3

According to the specification the characters [#x10000-#xEFFFF] are legal in XML names. However, the W3 validator says that this XML is not well-formed:

<?xml version="1.0"?>
<>value</>

(the name of the attribute is a Unicode character #x10400). Some browsers, like Firefox, also complain about it (Chrome displays XML, IE shows a blank page). Is it an error in tools or the XML is really not well-formed?

pkalinow
  • 1,619
  • 1
  • 17
  • 43
  • While I couldn't find the answer to your question, what I can say is that it really does not seem like a good idea to use such characters for XML, as, quoting the specification : "Document authors are encouraged to use names which are meaningful words or combinations of words in natural languages, and to avoid symbolic or white space characters in names. " XML is made for natural language, why would you use this? – Azaghal Aug 12 '16 at 15:10
  • "" is just an example. It's a letter from Deseret alphabet so someone can make meaningful names from such letters. I don't know if anyone really uses that alphabet, but it is not impossible. – pkalinow Aug 16 '16 at 07:09

2 Answers2

2

Is it an error in tools or the XML is really not well-formed?

It's well formed in the latest specification, which is XML 1.0 Fifth Edition. But it was not well-formed in the previous edition, which was current until 2008.
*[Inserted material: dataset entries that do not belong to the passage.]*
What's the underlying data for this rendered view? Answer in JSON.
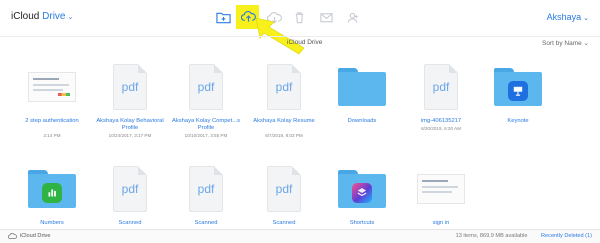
{
  "header": {
    "brand_prefix": "iCloud",
    "brand_suffix": "Drive",
    "user": "Akshaya",
    "toolbar_icons": [
      "new-folder-icon",
      "upload-icon",
      "download-icon",
      "trash-icon",
      "email-icon",
      "share-icon"
    ],
    "highlight_color": "#f7f01a",
    "accent_color": "#2a7ae2"
  },
  "subheader": {
    "title": "iCloud Drive",
    "sort_label": "Sort by Name"
  },
  "items": [
    {
      "name": "2 step authentication",
      "meta": "2:14 PM",
      "kind": "screenshot"
    },
    {
      "name": "Akshaya Kolay Behavioral Profile",
      "meta": "10/24/2017, 3:17 PM",
      "kind": "pdf"
    },
    {
      "name": "Akshaya Kolay Compet...s Profile",
      "meta": "10/10/2017, 3:55 PM",
      "kind": "pdf"
    },
    {
      "name": "Akshaya Kolay Resume",
      "meta": "6/7/2019, 8:03 PM",
      "kind": "pdf"
    },
    {
      "name": "Downloads",
      "meta": "",
      "kind": "folder"
    },
    {
      "name": "img-406135217",
      "meta": "6/30/2019, 6:30 AM",
      "kind": "pdf"
    },
    {
      "name": "Keynote",
      "meta": "",
      "kind": "keynote"
    },
    {
      "name": "Numbers",
      "meta": "",
      "kind": "numbers"
    },
    {
      "name": "Scanned",
      "meta": "",
      "kind": "pdf"
    },
    {
      "name": "Scanned",
      "meta": "",
      "kind": "pdf"
    },
    {
      "name": "Scanned",
      "meta": "",
      "kind": "pdf"
    },
    {
      "name": "Shortcuts",
      "meta": "",
      "kind": "shortcuts"
    },
    {
      "name": "sign in",
      "meta": "",
      "kind": "screenshot"
    }
  ],
  "pdf_label": "pdf",
  "footer": {
    "drive_label": "iCloud Drive",
    "status": "13 items, 869.9 MB available",
    "recently_deleted": "Recently Deleted (1)"
  }
}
The original XML 1.0 spec (from 1998) locked down the set of name characters to the characters that were defined as letters in the Unicode standard of the time. That didn't include which only came in with Unicode 3.1 a few years later.

XML 1.1 was much looser about what characters it would accept in names (largely for this reason, to allow characters from future Unicode versions), and this is a Good Thing. However XML 1.1 has never really caught on, so the Editors decided to backport the newer, more permissive namechar rules from there to 1.0. This was controversial and all in all probably not a Good Thing.

This means you can use in names in XML 1.0 documents and be usable by a subset of parsers that have updated for Fifth Edition (or never implemented the strict rules in the first place), or you can use them in XML 1.1 documents and be usable by a different set of parsers that support XML 1.1.

Or, more realistically, you can avoid those characters which are sort-of-well-formed-depending altogether, and feel a little sad.

bobince
  • 528,062
  • 107
  • 651
  • 834
  • Good to know about such a difference between XML editions. It seems strange to me that one XML 1.0 may be incompatible with another XML 1.0... – pkalinow Aug 16 '16 at 14:22
1

Yes, supplementary characters are allowed in XML names.

Your XML is well-formed because the element name uses characters allowed by the Name production in the W3C XML Recommendation.

However:

  • Online validators that get the file from you over HTTP will have to take care to mind the character encoding. It appears that by the time the W3C Markup Validation Service gets your XML, your character is getting lost in an encoding shuffle:

    Warning Missing "charset" attribute for "text/xml" document.

    The HTTP Content-Type header (text/xml) sent by your web browser (Mozilla/5.0 (Macintosh; Intel Mac OS X 10_11_6) AppleWebKit/537.36 (KHTML, like Gecko) Chrome/52.0.2743.116 Safari/537.36) did not contain a "charset" parameter, but the Content-Type was one of the XML text/* sub-types.

    The relevant specification (RFC 3023) specifies a strong default of "us-ascii" for such documents so we will use this value regardless of any encoding you may have indicated elsewhere.

    If you would like to use a different encoding, you should arrange to have your browser send this new encoding information.

    Try an offline XML parser. My Xerces-J-based validator, for example, correctly identifies your XML as being well-formed.

  • Be aware that not all characters allowed by NAME are allowed in NCNAMEs. So, although well-formed, XML using such characters cannot be valid according to an XSD where such names are not allowed.

kjhughes
  • 106,133
  • 27
  • 181
  • 240